Je viens de perdre cette amie incomparable, cet esprit curieux, ce cœur rare, cette femme idolâtrée, et je suis accouru à Paris, me disant que, là seulement, je pourrais à la fois échapper à la cruauté de mon souvenir et le retrouver. C’est à Paris qu’avec ma bien-aimée morte j’ai passé une partie de mon enfance, là que j’ai connu les premières joies, les premières fièvres de la jeunesse; c’est là que, tous les deux ou trois ans, je revenais avec mon amie faire provision de ce que nous appelions, elle et moi, ce viatique français qui faisait vivre ou nos lettres ou nos conversations. Elle appartenait, par sa naissance, à ce noble faubourg dans lequel, moi aussi, j’ai tant de parents, seul monde, d’ailleurs, que je connaisse à Paris.

Les études que voici auront donc, en plus de l’intérêt du présent, celui de me permettre de ressusciter un peu du passé en y mêlant quelques souvenirs discrètement évoqués. Il est doux de revoir les fleurs séchées des floraisons parfumées de jadis: elles conservent un charme de mélancolie douce, une séduction à demi éteinte.

Ces pages ne peuvent décrire qu’un milieu parisien circonscrit, car je n’en ai pas vu d’autre: le grand monde.

J’ai cherché, dans mes lettres de Berlin, Vienne, Madrid, Londres, Rome, à fixer la physionomie vraie des personnages, la tendance réelle des idées que j’étais chargé officiellement d’obseryer: autre chose peut se faire de la société qu’on aime et où l’on vit. Si, d’un côté, l’observateur est plus pénétrant et plus sagace quand il juge du dehors pour ainsi dire, sans préjugés ni parti pris, en revanche il étudie avec plus de passion et d’intérêt, lorsqu’il s’agit des éléments de la société qu’il a choisie.

Quand on a été appelé à mener une existence active, remplie, mêlée aux principaux événements de son temps, et qu’on a goûté du repos et du bonheur, on éprouve le dégoût insurmontable de l’action et l’on sent le besoin très impérieux de se récompenser en quittant la sphère de l’utilité pour adopter le métier de dilettante.

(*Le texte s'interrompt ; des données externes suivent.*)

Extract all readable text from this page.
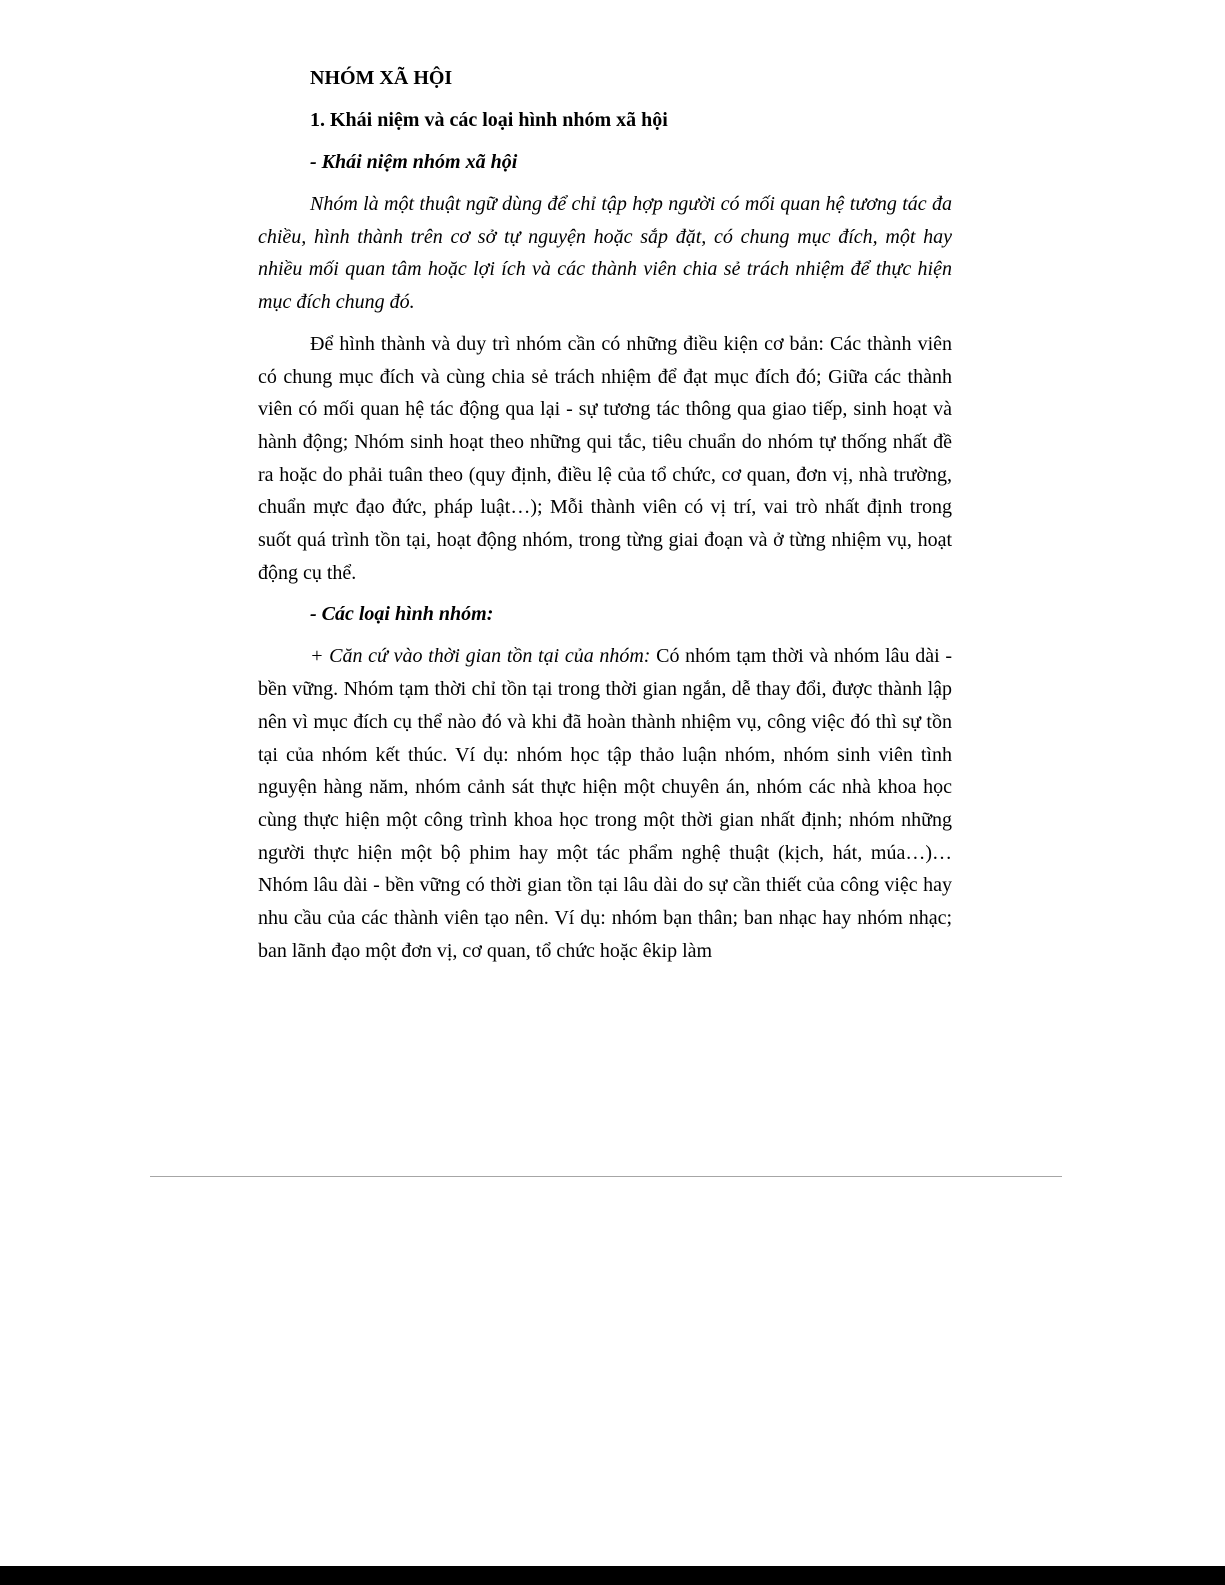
NHÓM XÃ HỘI
1. Khái niệm và các loại hình nhóm xã hội
- Khái niệm nhóm xã hội

Nhóm là một thuật ngữ dùng để chỉ tập hợp người có mối quan hệ tương tác đa chiều, hình thành trên cơ sở tự nguyện hoặc sắp đặt, có chung mục đích, một hay nhiều mối quan tâm hoặc lợi ích và các thành viên chia sẻ trách nhiệm để thực hiện mục đích chung đó.

Để hình thành và duy trì nhóm cần có những điều kiện cơ bản: Các thành viên có chung mục đích và cùng chia sẻ trách nhiệm để đạt mục đích đó; Giữa các thành viên có mối quan hệ tác động qua lại - sự tương tác thông qua giao tiếp, sinh hoạt và hành động; Nhóm sinh hoạt theo những qui tắc, tiêu chuẩn do nhóm tự thống nhất đề ra hoặc do phải tuân theo (quy định, điều lệ của tổ chức, cơ quan, đơn vị, nhà trường, chuẩn mực đạo đức, pháp luật…); Mỗi thành viên có vị trí, vai trò nhất định trong suốt quá trình tồn tại, hoạt động nhóm, trong từng giai đoạn và ở từng nhiệm vụ, hoạt động cụ thể.

- Các loại hình nhóm:

+ Căn cứ vào thời gian tồn tại của nhóm: Có nhóm tạm thời và nhóm lâu dài - bền vững. Nhóm tạm thời chỉ tồn tại trong thời gian ngắn, dễ thay đổi, được thành lập nên vì mục đích cụ thể nào đó và khi đã hoàn thành nhiệm vụ, công việc đó thì sự tồn tại của nhóm kết thúc. Ví dụ: nhóm học tập thảo luận nhóm, nhóm sinh viên tình nguyện hàng năm, nhóm cảnh sát thực hiện một chuyên án, nhóm các nhà khoa học cùng thực hiện một công trình khoa học trong một thời gian nhất định; nhóm những người thực hiện một bộ phim hay một tác phẩm nghệ thuật (kịch, hát, múa…)… Nhóm lâu dài - bền vững có thời gian tồn tại lâu dài do sự cần thiết của công việc hay nhu cầu của các thành viên tạo nên. Ví dụ: nhóm bạn thân; ban nhạc hay nhóm nhạc; ban lãnh đạo một đơn vị, cơ quan, tổ chức hoặc êkip làm
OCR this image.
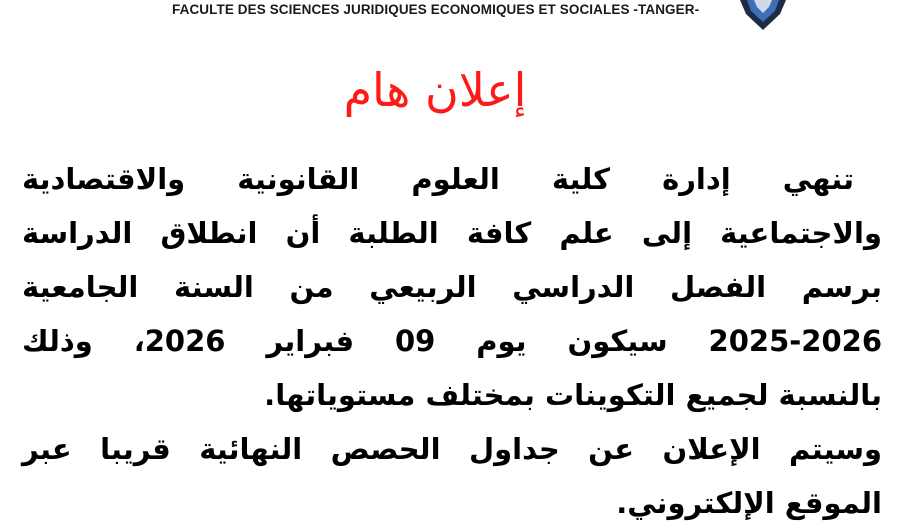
FACULTE DES SCIENCES JURIDIQUES ECONOMIQUES ET SOCIALES -TANGER-
إعلان هام
تنهي إدارة كلية العلوم القانونية والاقتصادية
والاجتماعية إلى علم كافة الطلبة أن انطلاق الدراسة
برسم الفصل الدراسي الربيعي من السنة الجامعية
2025-2026 سيكون يوم 09 فبراير 2026، وذلك
بالنسبة لجميع التكوينات بمختلف مستوياتها.
وسيتم الإعلان عن جداول الحصص النهائية قريبا عبر
الموقع الإلكتروني.
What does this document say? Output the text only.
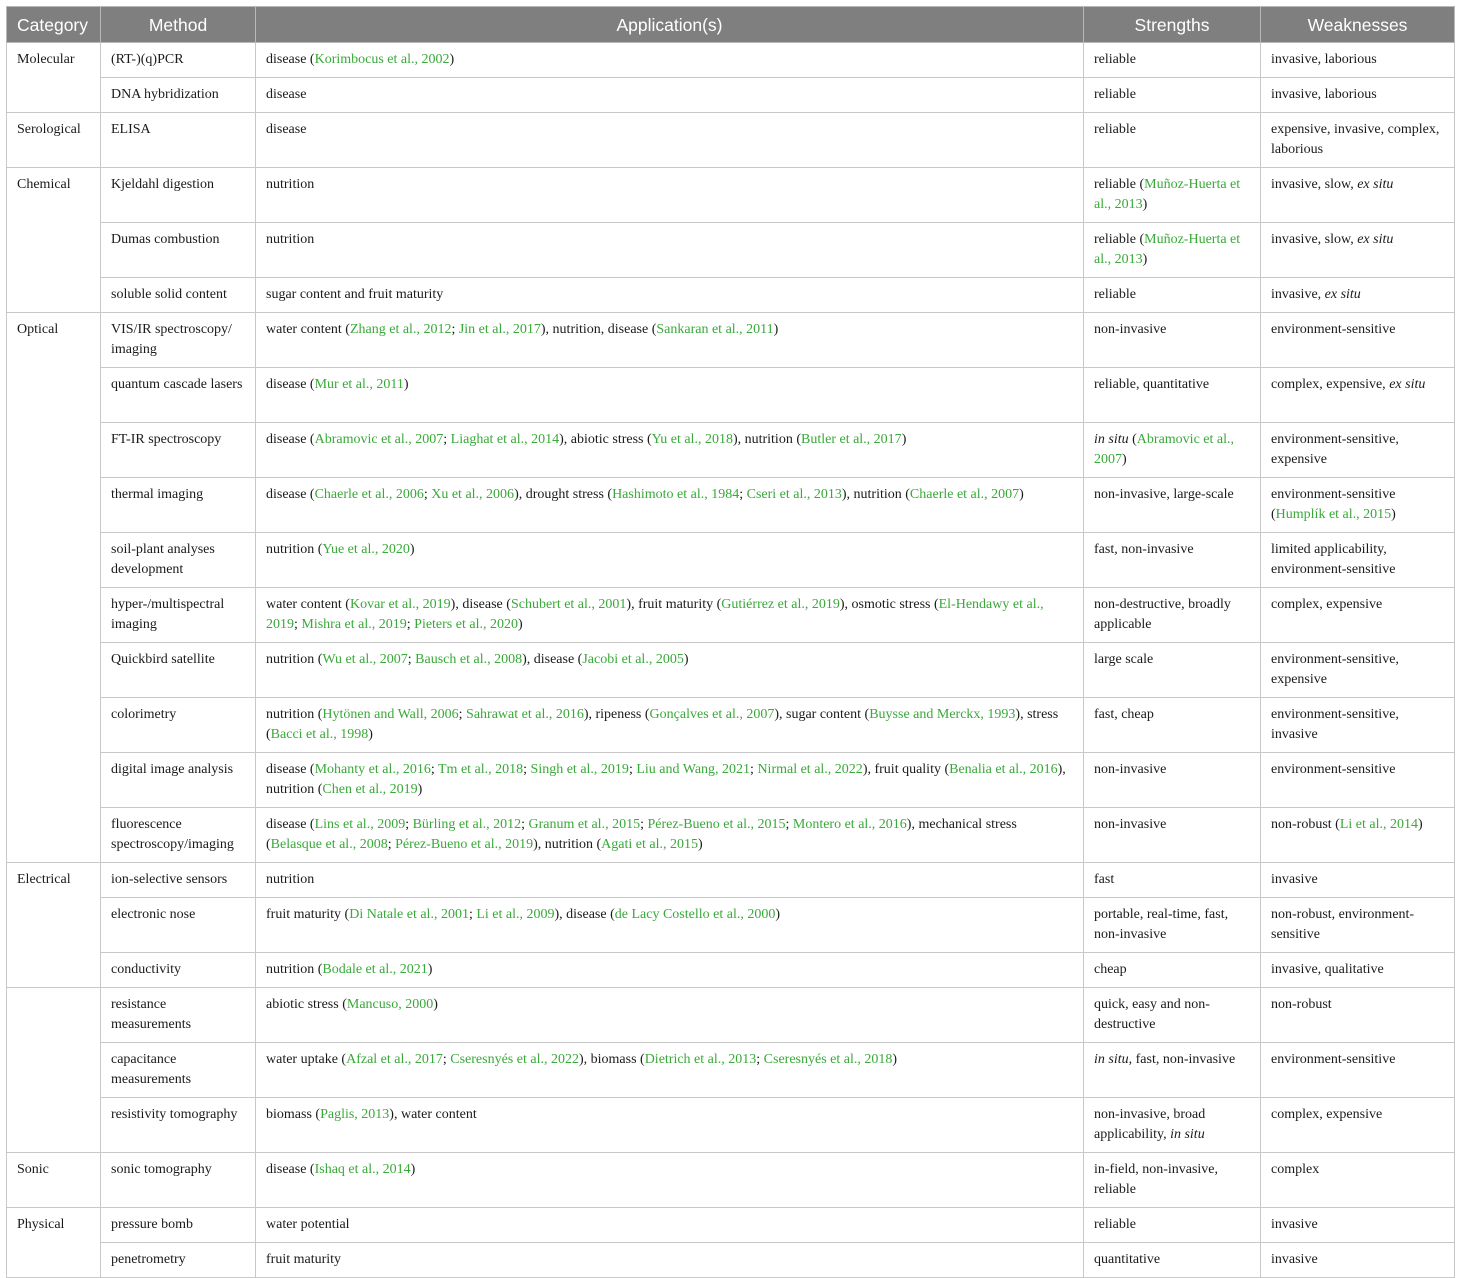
Category	Method	Application(s)	Strengths	Weaknesses
Molecular	(RT-)(q)PCR	disease (Korimbocus et al., 2002)	reliable	invasive, laborious
	DNA hybridization	disease	reliable	invasive, laborious
Serological	ELISA	disease	reliable	expensive, invasive, complex, laborious
Chemical	Kjeldahl digestion	nutrition	reliable (Muñoz-Huerta et al., 2013)	invasive, slow, ex situ
	Dumas combustion	nutrition	reliable (Muñoz-Huerta et al., 2013)	invasive, slow, ex situ
	soluble solid content	sugar content and fruit maturity	reliable	invasive, ex situ
Optical	VIS/IR spectroscopy/ imaging	water content (Zhang et al., 2012; Jin et al., 2017), nutrition, disease (Sankaran et al., 2011)	non-invasive	environment-sensitive
	quantum cascade lasers	disease (Mur et al., 2011)	reliable, quantitative	complex, expensive, ex situ
	FT-IR spectroscopy	disease (Abramovic et al., 2007; Liaghat et al., 2014), abiotic stress (Yu et al., 2018), nutrition (Butler et al., 2017)	in situ (Abramovic et al., 2007)	environment-sensitive, expensive
	thermal imaging	disease (Chaerle et al., 2006; Xu et al., 2006), drought stress (Hashimoto et al., 1984; Cseri et al., 2013), nutrition (Chaerle et al., 2007)	non-invasive, large-scale	environment-sensitive (Humplík et al., 2015)
	soil-plant analyses development	nutrition (Yue et al., 2020)	fast, non-invasive	limited applicability, environment-sensitive
	hyper-/multispectral imaging	water content (Kovar et al., 2019), disease (Schubert et al., 2001), fruit maturity (Gutiérrez et al., 2019), osmotic stress (El-Hendawy et al., 2019; Mishra et al., 2019; Pieters et al., 2020)	non-destructive, broadly applicable	complex, expensive
	Quickbird satellite	nutrition (Wu et al., 2007; Bausch et al., 2008), disease (Jacobi et al., 2005)	large scale	environment-sensitive, expensive
	colorimetry	nutrition (Hytönen and Wall, 2006; Sahrawat et al., 2016), ripeness (Gonçalves et al., 2007), sugar content (Buysse and Merckx, 1993), stress (Bacci et al., 1998)	fast, cheap	environment-sensitive, invasive
	digital image analysis	disease (Mohanty et al., 2016; Tm et al., 2018; Singh et al., 2019; Liu and Wang, 2021; Nirmal et al., 2022), fruit quality (Benalia et al., 2016), nutrition (Chen et al., 2019)	non-invasive	environment-sensitive
	fluorescence spectroscopy/imaging	disease (Lins et al., 2009; Bürling et al., 2012; Granum et al., 2015; Pérez-Bueno et al., 2015; Montero et al., 2016), mechanical stress (Belasque et al., 2008; Pérez-Bueno et al., 2019), nutrition (Agati et al., 2015)	non-invasive	non-robust (Li et al., 2014)
Electrical	ion-selective sensors	nutrition	fast	invasive
	electronic nose	fruit maturity (Di Natale et al., 2001; Li et al., 2009), disease (de Lacy Costello et al., 2000)	portable, real-time, fast, non-invasive	non-robust, environment-sensitive
	conductivity	nutrition (Bodale et al., 2021)	cheap	invasive, qualitative
	resistance measurements	abiotic stress (Mancuso, 2000)	quick, easy and non-destructive	non-robust
	capacitance measurements	water uptake (Afzal et al., 2017; Cseresnyés et al., 2022), biomass (Dietrich et al., 2013; Cseresnyés et al., 2018)	in situ, fast, non-invasive	environment-sensitive
	resistivity tomography	biomass (Paglis, 2013), water content	non-invasive, broad applicability, in situ	complex, expensive
Sonic	sonic tomography	disease (Ishaq et al., 2014)	in-field, non-invasive, reliable	complex
Physical	pressure bomb	water potential	reliable	invasive
	penetrometry	fruit maturity	quantitative	invasive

On a restreint à tort la valeur de ce mot; autrefois il signifiait, et c’est dans ce sens que je l’emploie: admirateur désintéressé du bon et du beau, spectateur de goût au parterre de la vie. Arrivé à la vieillesse, cet état d’esprit est dans la logique naturelle des choses. Vous allez me répondre que j’en suis loin encore, mais j’ai beaucoup marché. «La course de mes jours est plus qu’à demi faite.» On est vieux d’ailleurs quand on n’espère plus rien.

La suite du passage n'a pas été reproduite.